Scientific research could also be done by non-specialist citizens themselves. Here we find precedents in popular citizen science projects, such as SETI at Home. Many of these have an expert scientist in the lead but harness the labor and computer power of laypeople to collect and analyze data.

Yet another approach to mobilizing citizen support for basic research involves recasting science in a more collaborative light. Many projects require international cooperation and a huge cast of characters. Research papers with hundreds of authors are not uncommon, but in the minds of policymakers and the general public, the model of the expert genius—the Stephen Hawkings of the world—has endured. In reality science today usually works through large, dispersed networks. These are not amenable to vast conspiracies of the sort feared, for example, by those who believe human-generated climate change is a hoax. If non-scientists better understood the process of producing scientific knowledge, some of the suspicions of government-funded science might abate.

And the public could be motivated to buy into scientific research through crowd-sourced starter grants. There are dozens of websites scientists use to raise money for pilot projects that can later morph into larger, government-funded efforts. Contributors on petridish.org, for example, have funded everything from tracking butterfly and whale migration to a study of the physics of tiny algal spores that grow into giant underwater plants.

But it is not enough to devise participatory forms of decision-making about funding. A more democratic science demands that we also rejuvenate education at the primary and secondary levels. Efforts are underway to implement the next generation of standards for science teaching, but full, nationwide compliance is years away. And even then it seems certain that science education will follow a sadly uneven path—stronger in wealthy, white school districts and weak to nonexistent in poor, rural, and heavily minority ones. Democracy, including democratically based support for science funding, works best with a well-educated public. In the long run, solving the problems of the NSF and the NIH cannot happen unless more money is available to elementary and secondary schools—for supplies, educator training, and salaries commensurate with the skill, hard work, and dedication displayed by so many teachers.

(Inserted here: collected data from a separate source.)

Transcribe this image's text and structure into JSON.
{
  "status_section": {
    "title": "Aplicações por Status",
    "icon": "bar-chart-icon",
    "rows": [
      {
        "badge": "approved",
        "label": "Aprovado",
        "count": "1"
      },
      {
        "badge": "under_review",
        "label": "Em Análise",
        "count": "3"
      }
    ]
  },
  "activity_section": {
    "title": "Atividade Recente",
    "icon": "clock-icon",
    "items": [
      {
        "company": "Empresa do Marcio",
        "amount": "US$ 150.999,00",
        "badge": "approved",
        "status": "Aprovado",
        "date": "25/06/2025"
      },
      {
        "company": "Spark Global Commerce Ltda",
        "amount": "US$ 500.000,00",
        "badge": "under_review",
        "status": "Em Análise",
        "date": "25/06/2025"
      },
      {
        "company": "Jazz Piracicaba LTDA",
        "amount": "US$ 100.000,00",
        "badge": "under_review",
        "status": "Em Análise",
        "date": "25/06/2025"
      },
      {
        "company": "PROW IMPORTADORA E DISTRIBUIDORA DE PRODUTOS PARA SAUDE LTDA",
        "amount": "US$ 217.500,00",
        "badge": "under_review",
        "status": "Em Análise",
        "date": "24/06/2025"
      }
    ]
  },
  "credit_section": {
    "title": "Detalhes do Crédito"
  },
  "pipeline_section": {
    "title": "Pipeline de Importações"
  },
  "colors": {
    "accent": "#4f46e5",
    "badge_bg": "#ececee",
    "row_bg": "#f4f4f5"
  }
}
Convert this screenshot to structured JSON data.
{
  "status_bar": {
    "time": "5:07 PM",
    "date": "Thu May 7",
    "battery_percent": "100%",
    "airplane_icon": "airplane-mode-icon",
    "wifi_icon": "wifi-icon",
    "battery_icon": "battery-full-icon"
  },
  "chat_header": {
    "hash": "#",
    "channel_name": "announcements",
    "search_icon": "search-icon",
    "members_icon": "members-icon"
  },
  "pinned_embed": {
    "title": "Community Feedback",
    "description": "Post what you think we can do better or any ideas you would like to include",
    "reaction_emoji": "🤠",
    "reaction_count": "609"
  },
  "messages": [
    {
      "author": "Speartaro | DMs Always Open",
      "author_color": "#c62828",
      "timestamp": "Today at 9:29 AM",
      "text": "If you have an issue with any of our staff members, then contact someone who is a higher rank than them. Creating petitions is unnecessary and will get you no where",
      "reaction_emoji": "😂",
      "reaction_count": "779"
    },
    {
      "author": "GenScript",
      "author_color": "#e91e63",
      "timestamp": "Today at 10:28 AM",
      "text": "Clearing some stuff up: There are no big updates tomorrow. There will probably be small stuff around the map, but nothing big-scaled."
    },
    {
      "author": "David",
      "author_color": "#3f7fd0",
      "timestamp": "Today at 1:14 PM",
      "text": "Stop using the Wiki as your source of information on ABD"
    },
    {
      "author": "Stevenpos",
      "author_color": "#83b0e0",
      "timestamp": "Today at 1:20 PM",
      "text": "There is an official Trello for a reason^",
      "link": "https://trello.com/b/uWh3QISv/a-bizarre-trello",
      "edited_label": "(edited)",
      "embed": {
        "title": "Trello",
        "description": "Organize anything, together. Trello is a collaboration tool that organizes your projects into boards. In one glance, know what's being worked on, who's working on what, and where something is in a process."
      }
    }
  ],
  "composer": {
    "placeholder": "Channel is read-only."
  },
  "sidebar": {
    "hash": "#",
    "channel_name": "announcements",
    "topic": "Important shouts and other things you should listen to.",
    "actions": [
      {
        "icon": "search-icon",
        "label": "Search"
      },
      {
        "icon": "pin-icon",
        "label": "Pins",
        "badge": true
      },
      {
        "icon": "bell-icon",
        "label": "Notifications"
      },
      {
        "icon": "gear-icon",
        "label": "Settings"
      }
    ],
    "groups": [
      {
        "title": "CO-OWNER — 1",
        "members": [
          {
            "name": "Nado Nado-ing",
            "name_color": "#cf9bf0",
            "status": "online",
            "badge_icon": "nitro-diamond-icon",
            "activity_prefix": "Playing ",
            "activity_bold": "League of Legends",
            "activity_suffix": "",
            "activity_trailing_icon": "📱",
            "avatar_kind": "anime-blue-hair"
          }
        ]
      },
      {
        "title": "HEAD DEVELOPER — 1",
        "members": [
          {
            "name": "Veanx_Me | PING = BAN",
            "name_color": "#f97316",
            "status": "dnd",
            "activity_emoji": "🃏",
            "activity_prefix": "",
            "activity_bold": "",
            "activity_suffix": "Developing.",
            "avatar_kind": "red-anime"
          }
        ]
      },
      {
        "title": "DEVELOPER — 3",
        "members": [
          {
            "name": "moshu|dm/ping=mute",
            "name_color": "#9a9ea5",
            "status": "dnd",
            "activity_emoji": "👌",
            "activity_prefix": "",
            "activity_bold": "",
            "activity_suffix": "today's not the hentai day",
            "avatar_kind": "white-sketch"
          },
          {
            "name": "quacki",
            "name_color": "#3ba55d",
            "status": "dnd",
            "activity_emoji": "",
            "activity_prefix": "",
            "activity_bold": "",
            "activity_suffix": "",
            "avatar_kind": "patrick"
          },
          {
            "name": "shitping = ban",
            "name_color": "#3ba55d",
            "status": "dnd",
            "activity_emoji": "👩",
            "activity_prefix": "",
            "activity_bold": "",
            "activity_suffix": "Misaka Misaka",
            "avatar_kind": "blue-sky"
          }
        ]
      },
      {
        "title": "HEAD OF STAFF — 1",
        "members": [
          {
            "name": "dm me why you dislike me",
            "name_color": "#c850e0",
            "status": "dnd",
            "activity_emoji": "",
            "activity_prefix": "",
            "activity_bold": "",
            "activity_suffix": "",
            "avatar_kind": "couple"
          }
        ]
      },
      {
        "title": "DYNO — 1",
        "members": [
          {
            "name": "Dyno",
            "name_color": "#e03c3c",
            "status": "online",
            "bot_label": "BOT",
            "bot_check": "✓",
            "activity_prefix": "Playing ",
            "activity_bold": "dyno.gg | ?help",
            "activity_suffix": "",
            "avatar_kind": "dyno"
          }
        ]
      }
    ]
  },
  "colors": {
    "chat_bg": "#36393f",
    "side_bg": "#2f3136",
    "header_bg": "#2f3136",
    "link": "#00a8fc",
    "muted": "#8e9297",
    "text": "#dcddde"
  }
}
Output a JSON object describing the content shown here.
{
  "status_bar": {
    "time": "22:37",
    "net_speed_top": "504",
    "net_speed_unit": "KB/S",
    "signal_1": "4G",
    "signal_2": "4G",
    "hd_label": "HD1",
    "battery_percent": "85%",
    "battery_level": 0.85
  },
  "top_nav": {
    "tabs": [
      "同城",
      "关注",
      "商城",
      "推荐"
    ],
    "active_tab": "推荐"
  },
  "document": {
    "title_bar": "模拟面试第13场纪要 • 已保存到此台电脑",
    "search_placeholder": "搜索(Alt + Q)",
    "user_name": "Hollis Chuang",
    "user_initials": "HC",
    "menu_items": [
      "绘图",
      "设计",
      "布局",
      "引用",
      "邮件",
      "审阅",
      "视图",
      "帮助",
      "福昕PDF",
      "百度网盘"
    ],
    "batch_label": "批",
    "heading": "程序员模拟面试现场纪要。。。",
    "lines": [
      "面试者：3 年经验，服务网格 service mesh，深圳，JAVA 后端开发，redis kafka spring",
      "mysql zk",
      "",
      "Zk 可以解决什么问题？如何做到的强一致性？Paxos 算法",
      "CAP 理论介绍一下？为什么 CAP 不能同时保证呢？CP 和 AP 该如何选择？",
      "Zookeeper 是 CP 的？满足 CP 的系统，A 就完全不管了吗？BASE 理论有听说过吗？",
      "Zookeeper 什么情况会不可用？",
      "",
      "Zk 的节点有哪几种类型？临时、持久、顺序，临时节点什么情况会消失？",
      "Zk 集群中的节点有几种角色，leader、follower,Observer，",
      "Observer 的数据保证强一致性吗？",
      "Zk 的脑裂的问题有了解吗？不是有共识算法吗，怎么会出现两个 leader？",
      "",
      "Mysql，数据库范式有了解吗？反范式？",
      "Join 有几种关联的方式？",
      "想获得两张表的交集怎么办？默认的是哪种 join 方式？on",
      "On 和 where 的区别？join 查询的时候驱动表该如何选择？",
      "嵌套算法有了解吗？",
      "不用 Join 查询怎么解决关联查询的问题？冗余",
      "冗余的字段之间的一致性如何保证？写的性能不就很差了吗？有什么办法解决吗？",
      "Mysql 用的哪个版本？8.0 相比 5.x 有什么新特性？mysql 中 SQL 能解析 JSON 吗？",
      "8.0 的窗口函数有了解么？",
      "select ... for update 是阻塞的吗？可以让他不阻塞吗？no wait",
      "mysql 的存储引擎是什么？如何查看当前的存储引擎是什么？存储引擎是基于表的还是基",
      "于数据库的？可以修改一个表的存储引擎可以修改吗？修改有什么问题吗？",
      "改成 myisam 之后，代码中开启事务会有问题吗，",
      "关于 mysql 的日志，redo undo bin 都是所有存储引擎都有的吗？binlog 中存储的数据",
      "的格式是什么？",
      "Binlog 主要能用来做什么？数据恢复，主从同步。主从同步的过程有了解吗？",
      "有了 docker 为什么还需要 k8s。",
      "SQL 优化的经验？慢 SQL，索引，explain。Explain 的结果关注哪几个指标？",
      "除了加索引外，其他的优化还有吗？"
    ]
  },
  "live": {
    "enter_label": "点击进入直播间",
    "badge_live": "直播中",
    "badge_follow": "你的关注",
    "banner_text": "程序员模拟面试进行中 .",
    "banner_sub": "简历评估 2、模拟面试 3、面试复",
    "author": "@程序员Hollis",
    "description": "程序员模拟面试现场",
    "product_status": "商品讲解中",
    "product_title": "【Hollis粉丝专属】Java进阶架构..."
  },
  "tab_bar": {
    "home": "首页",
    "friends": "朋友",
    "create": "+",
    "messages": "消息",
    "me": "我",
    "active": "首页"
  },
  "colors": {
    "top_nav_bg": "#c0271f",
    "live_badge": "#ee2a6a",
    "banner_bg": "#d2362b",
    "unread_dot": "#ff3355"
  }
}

Research funding is a widespread concern among scientists, and not just in the United States. The British Nobel Laureate and cell biologist Paul Nurse has been particularly vocal. But he assigns the primary role for deciding research priorities to the scientists themselves. Not any old scientists, mind you—only the most talented and creative ones. In Nurse’s view this means the most effective reform is to screen for highly motivated, productive researchers. While he does want scientists to improve their communication with the hoi polloi, and his approach provides a needed antidote to legislative micromanaging of laboratory activities, he basically calls on the public to trust the experts. It is the Vannevar Bush program in modern dress, and it doesn’t work any more. We cannot emerge from our current funding drought without building a new, more democratic contract between scientists, science policymakers, and the taxpayers who finance it all.